Ma Tea ha fatto ancora di più. Ha inserito fra le pieghe di questo racconto anche altre storie nella storia: ha descritto tante insensibilità o cattiverie, e ha condiviso con noi lettori quanto impegni e quanti sacrifici le è costata la passione di scrivere, prima di essere trasformata in meravigliosa realtà, per sé e per noi che ci gustiamo la sua prosa.

Da uomo, non sono neppure sicuro di aver potuto capire tutto di un racconto che è inevitabilmente molto femminile. Ma anche questo è un regalo importante, nel nostro rapportarci uomo-donna: sapere di non riuscire sempre a capire, ma sapere anche quanto possa essere importante sorreggersi a vicenda, come l’autrice ha potuto fare con Emanuele.

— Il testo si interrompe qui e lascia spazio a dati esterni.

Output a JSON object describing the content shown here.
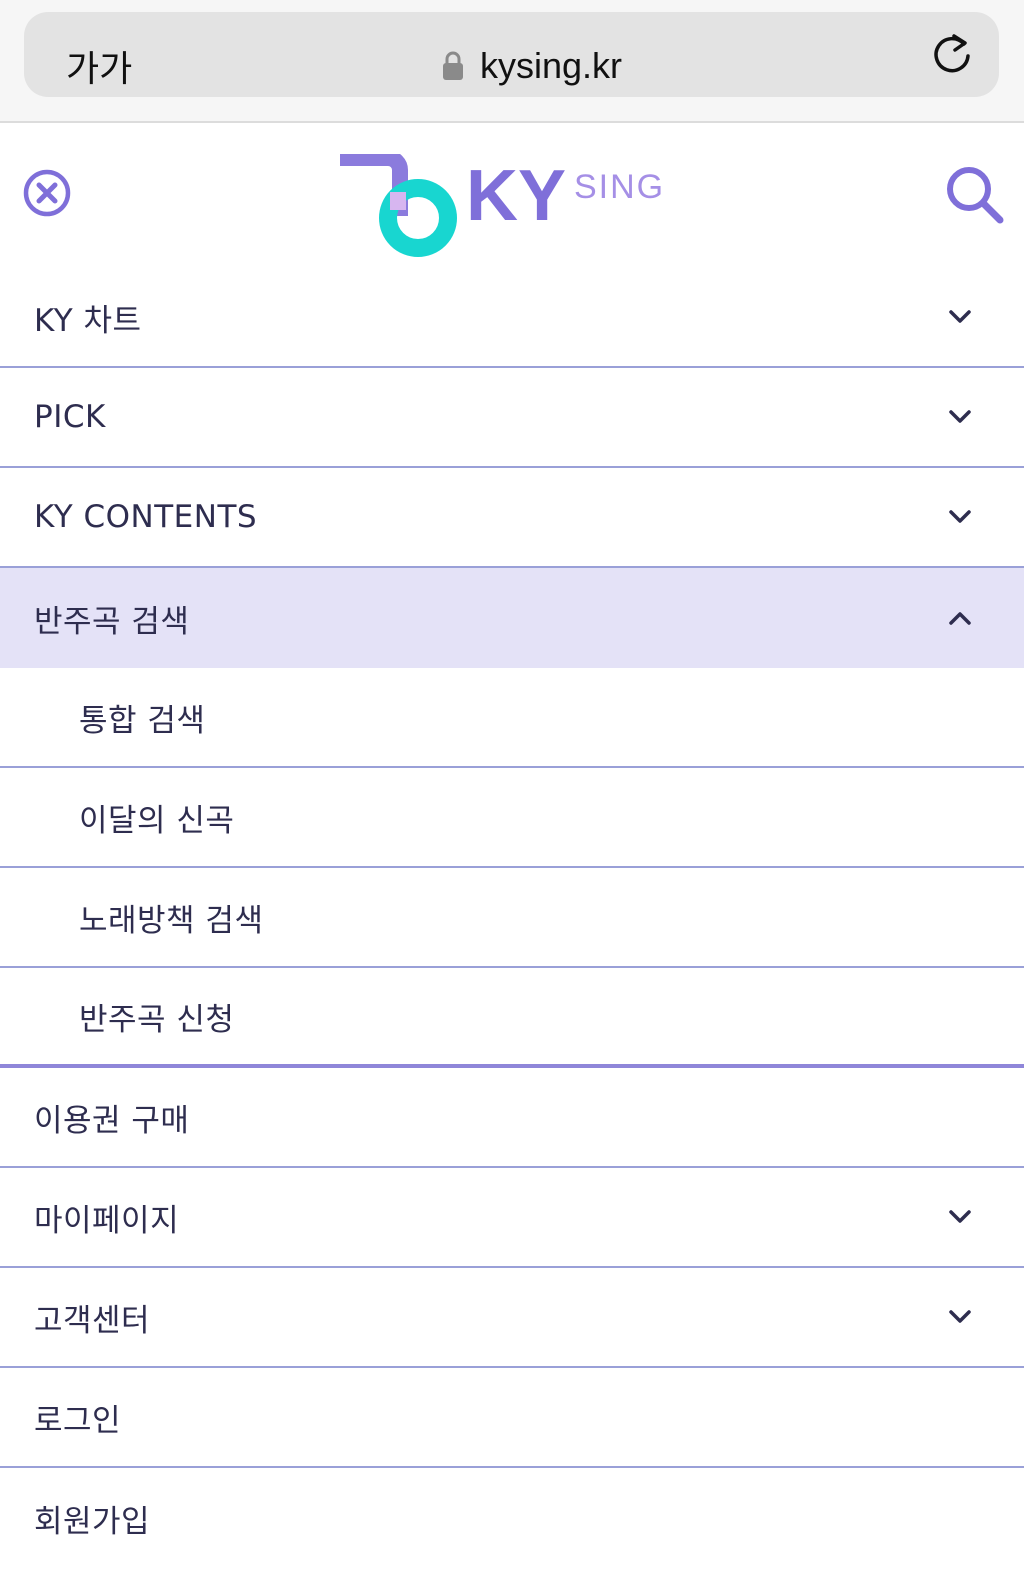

E allora, torno a dire a Tea ciò che poche settimane fa (pur senza ancora conoscere l’importanza e lo spessore di queste pagine) avevo risposto ai suoi dubbi su questo auto-racconto. Eravamo nel silenzio della nostra Cattedrale, fra la quieta vertigine del Correggio e l’emozionante pietra dell’Antelami: qui Tea mi ha anticipato lo spirito del suo libro e qualche suo dubbio, e qui – ascoltandola – le ho detto che sicuramente aveva fatto benissimo a svuotarsi di quei ricordi e a condividerli con noi. Ora ho capito quanto le deve essere costato: oggi più che mai, più ancora che nelle sue deliziose favole femminili che presto potranno tornare, la ringrazio e l’ammiro per come ha saputo raccontarci quel doloroso fuoco di dentro e quel cane nella pancia che la “rosicava viva”. Ma soprattutto la ringrazio e l’ammiro per averne saputo trarre, per poi condividerla con noi, un’altra lezione di quella Vita che alla fine – comunque – mai potrebbe “non ridere e non cantare”. Tea, ti aspettiamo a Parma per parlarne e per abbracciarti.